Twin-scroll turbocharger designs have two exhaust gas inlets divided by split walls inside the turbine housing, with both gas passages controlled by a waste-gate. Thanks to this divided mani-fold, a twin-scroll turbo recovers more energy from the exhaust than single-scroll turbocharger versions.
The twin-scroll design also separates the cylinders, whose exhaust gas pulses interfere with each other, resulting in improved pressure distribution in the exhaust ports and a more efficient delivery of exhaust gas energy to the turbocharger’s turbine. The GDI bit stands for gasoline direct injection, which injects directly into the combustion chamber at high pressure, with greater control of the fuel mixture and using a higher-than-normal 9.5:1 compression ratio. What this all translates to in practice is that the new engine – when mated to the manual gearbox at least – delivers markedly better performance and drivers will enjoy making use of the short throw shift lever as they shoot from apex to apex.
The sporty characteristic in the DCT version is more muted, as if the engineers have chosen to allow a fraction more slip on the automatically controlled clutches to ensure smoothness over out-and-out performance. Hyundai claims accelerating from 0 to 100km/h takes 7.8 seconds for the manual derivative and the Veloster Turbo with the DCT is somewhat quicker at 7.3 seconds.
The Veloster Turbo features a quicker ratio steering rack and a revised steering calibration to match, while the ventilated front brake discs have been enlarged by 20mm to 300mm relative to the standard car. The Veloster Turbo has the same 2 650mm wheelbase as the naturally-aspirated Veloster, but is 30mm longer (4 250mm) and 15mm wider (1 805mm). All Velosters are fitted with a MacPherson strut front suspension with coil springs, gas-charged shock absorbers and a 24mm front stabiliser bar.
The rear suspension is a lightweight V-Beam torsion axle with coil springs and monotube shock absorbers. The rear suspension’s integrated 23mm stabiliser bar braces the torsion arms for greater stiffness and increased control over body roll. However, the suspension is the Veloster’s Achilles heel. The car feels skittish when pushed and the road-holding was not confidence-inspiring. When one starts to play in this territory, a multi-link rear suspension is probably what is required.
Inside, new full leather seats with the word Turbo stitched into the seatbacks help deliver a unique look to a unique car and provides for a comfortable and well-bolstered seating position.

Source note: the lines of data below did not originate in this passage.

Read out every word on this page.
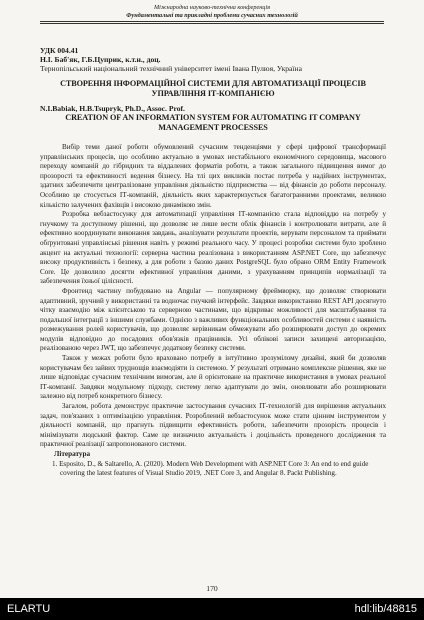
Міжнародна науково-технічна конференція
Фундаментальні та прикладні проблеми сучасних технологій
УДК 004.41
Н.І. Баб'як, Г.Б.Цуприк, к.т.н., доц.
Тернопільський національний технічний університет імені Івана Пулюя, Україна
СТВОРЕННЯ ІНФОРМАЦІЙНОЇ СИСТЕМИ ДЛЯ АВТОМАТИЗАЦІЇ ПРОЦЕСІВ УПРАВЛІННЯ ІТ-КОМПАНІЄЮ
N.I.Babiak, H.B.Tsupryk, Ph.D., Assoc. Prof.
CREATION OF AN INFORMATION SYSTEM FOR AUTOMATING IT COMPANY MANAGEMENT PROCESSES

Вибір теми даної роботи обумовлений сучасним тенденціями у сфері цифрової трансформації управлінських процесів, що особливо актуально в умовах нестабільного економічного середовища, масового переходу компаній до гібридних та віддалених форматів роботи, а також загального підвищення вимог до прозорості та ефективності ведення бізнесу. На тлі цих викликів постає потреба у надійних інструментах, здатних забезпечити централізоване управління діяльністю підприємства — від фінансів до роботи персоналу. Особливо це стосується ІТ-компаній, діяльність яких характеризується багатогранними проектами, великою кількістю залучених фахівців і високою динамікою змін.

Розробка вебзастосунку для автоматизації управління ІТ-компанією стала відповіддю на потребу у гнучкому та доступному рішенні, що дозволяє не лише вести облік фінансів і контролювати витрати, але й ефективно координувати виконання завдань, аналізувати результати проектів, керувати персоналом та приймати обґрунтовані управлінські рішення навіть у режимі реального часу. У процесі розробки системи було зроблено акцент на актуальні технології: серверна частина реалізована з використанням ASP.NET Core, що забезпечує високу продуктивність і безпеку, а для роботи з базою даних PostgreSQL було обрано ORM Entity Framework Core. Це дозволило досягти ефективної управління даними, з урахуванням принципів нормалізації та забезпечення їхньої цілісності.

Фронтенд частину побудовано на Angular — популярному фреймворку, що дозволяє створювати адаптивний, зручний у використанні та водночас гнучкий інтерфейс. Завдяки використанню REST API досягнуто чітку взаємодію між клієнтською та серверною частинами, що відкриває можливості для масштабування та подальшої інтеграції з іншими службами. Однією з важливих функціональних особливостей системи є наявність розмежування ролей користувачів, що дозволяє керівникам обмежувати або розширювати доступ до окремих модулів відповідно до посадових обов'язків працівників. Усі облікові записи захищені авторизацією, реалізованою через JWT, що забезпечує додаткову безпеку системи.

Також у межах роботи було враховано потребу в інтуїтивно зрозумілому дизайні, який би дозволяв користувачам без зайвих труднощів взаємодіяти із системою. У результаті отримано комплексне рішення, яке не лише відповідає сучасним технічним вимогам, але й орієнтоване на практичне використання в умовах реальної ІТ-компанії. Завдяки модульному підходу, систему легко адаптувати до змін, оновлювати або розширювати залежно від потреб конкретного бізнесу.

Загалом, робота демонструє практичне застосування сучасних ІТ-технологій для вирішення актуальних задач, пов'язаних з оптимізацією управління. Розроблений вебзастосунок може стати цінним інструментом у діяльності компаній, що прагнуть підвищити ефективність роботи, забезпечити прозорість процесів і мінімізувати людський фактор. Саме це визначило актуальність і доцільність проведеного дослідження та практичної реалізації запропонованого системи.

Література
1. Esposito, D., & Saltarello, A. (2020). Modern Web Development with ASP.NET Core 3: An end to end guide covering the latest features of Visual Studio 2019, .NET Core 3, and Angular 8. Packt Publishing.
170
ELARTU	hdl:lib/48815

The rear seats are acceptable, provided you are not tall, as the sporty styling makes for quite a taper to the roof of an already low-slung car. An exclusive Supervision gauge cluster feeds the driver information in a larger, clearer and more interactive format by way of two TFT screens located between the tachometer and speedometer.
The Veloster Turbo includes proximity keyless entry with push-button ignition and a multifunction seven-inch touch-screen display.